I work for a warehouse automation company, and we install hardware and software at many dozens of customer sites around the world. Each one of our customer sites runs on a completely separate server, typically has a variety of customizations and may be on a different software version from other customers.
I would like to fully embrace Jira Service Management for all of our customer requests, change management, and incident responses.
Has anyone successfully implemented JSM in this kind of environment where you have many completely separate customers? I'd love to hear about your successes and failures in how you set things up. For instance, what works better - one big project with a field to indicate which customer a ticket is relevant to, or a separate project for customer (or even per site)? Have you found any good end-to-end tutorials that were useful to you?
Hi @Randolph Voorhies ,
Hope you are doing well. Great question that can have different kind of answers.
From my experience :
I don't have a "one rule them all" answer, this need a more deeper analysis to define the good governance and structure to setup based on your goals and limitations (compliance rules, legal rules, ... can also impose some rules that impacts the setup) .
Best regards,
Fabrice
@Randolph Voorhies Welcome to the community!
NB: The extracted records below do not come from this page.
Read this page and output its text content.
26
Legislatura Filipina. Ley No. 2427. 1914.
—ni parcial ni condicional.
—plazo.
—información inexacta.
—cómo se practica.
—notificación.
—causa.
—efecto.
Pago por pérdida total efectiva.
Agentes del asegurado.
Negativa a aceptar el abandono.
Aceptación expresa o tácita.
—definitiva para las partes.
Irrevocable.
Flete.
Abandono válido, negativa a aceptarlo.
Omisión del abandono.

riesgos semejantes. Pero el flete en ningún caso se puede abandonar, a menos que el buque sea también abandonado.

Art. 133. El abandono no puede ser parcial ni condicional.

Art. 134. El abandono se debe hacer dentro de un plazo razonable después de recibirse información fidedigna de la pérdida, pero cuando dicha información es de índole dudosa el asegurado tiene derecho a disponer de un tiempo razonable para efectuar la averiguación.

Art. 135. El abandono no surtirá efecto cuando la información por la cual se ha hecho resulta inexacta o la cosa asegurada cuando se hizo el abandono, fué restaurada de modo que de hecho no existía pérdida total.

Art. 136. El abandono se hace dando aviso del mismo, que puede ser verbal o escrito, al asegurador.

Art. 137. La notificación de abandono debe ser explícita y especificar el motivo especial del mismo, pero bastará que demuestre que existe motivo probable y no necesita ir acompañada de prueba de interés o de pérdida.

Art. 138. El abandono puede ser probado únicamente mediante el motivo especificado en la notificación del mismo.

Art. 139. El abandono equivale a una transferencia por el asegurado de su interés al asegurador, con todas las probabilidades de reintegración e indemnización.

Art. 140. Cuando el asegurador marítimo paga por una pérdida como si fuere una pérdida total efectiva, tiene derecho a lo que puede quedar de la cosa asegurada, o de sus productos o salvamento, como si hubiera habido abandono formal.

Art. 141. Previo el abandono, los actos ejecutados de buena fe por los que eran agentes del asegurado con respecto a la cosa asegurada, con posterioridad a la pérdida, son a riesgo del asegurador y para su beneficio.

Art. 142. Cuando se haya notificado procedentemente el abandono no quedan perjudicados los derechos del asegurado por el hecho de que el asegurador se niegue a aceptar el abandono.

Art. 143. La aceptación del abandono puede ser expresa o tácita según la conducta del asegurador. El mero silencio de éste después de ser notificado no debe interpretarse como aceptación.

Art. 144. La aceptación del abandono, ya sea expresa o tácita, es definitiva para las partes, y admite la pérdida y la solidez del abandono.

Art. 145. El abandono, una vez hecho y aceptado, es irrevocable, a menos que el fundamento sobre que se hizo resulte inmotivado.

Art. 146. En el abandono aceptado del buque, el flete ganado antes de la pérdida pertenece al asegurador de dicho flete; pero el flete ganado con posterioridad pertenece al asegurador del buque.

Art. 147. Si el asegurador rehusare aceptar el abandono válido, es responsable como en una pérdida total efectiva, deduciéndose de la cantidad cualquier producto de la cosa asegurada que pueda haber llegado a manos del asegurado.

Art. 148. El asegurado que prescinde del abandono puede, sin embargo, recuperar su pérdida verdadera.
It depends on the plan you have. If your using JSM premium I absolutely agree with @Fabrice Huart - NSI . Using the asset feature as a CRM database showing your agents all the relevant information about the customer directly in the ticket would be a good help.
If you can not use assets (yet) splitting up your customers into various service projects might be an option, especially if you need different SLAs per customer.
That being said. please keep in mind that unfortunately it isn't possible to have cross project queues out of the box, but there are apps for that.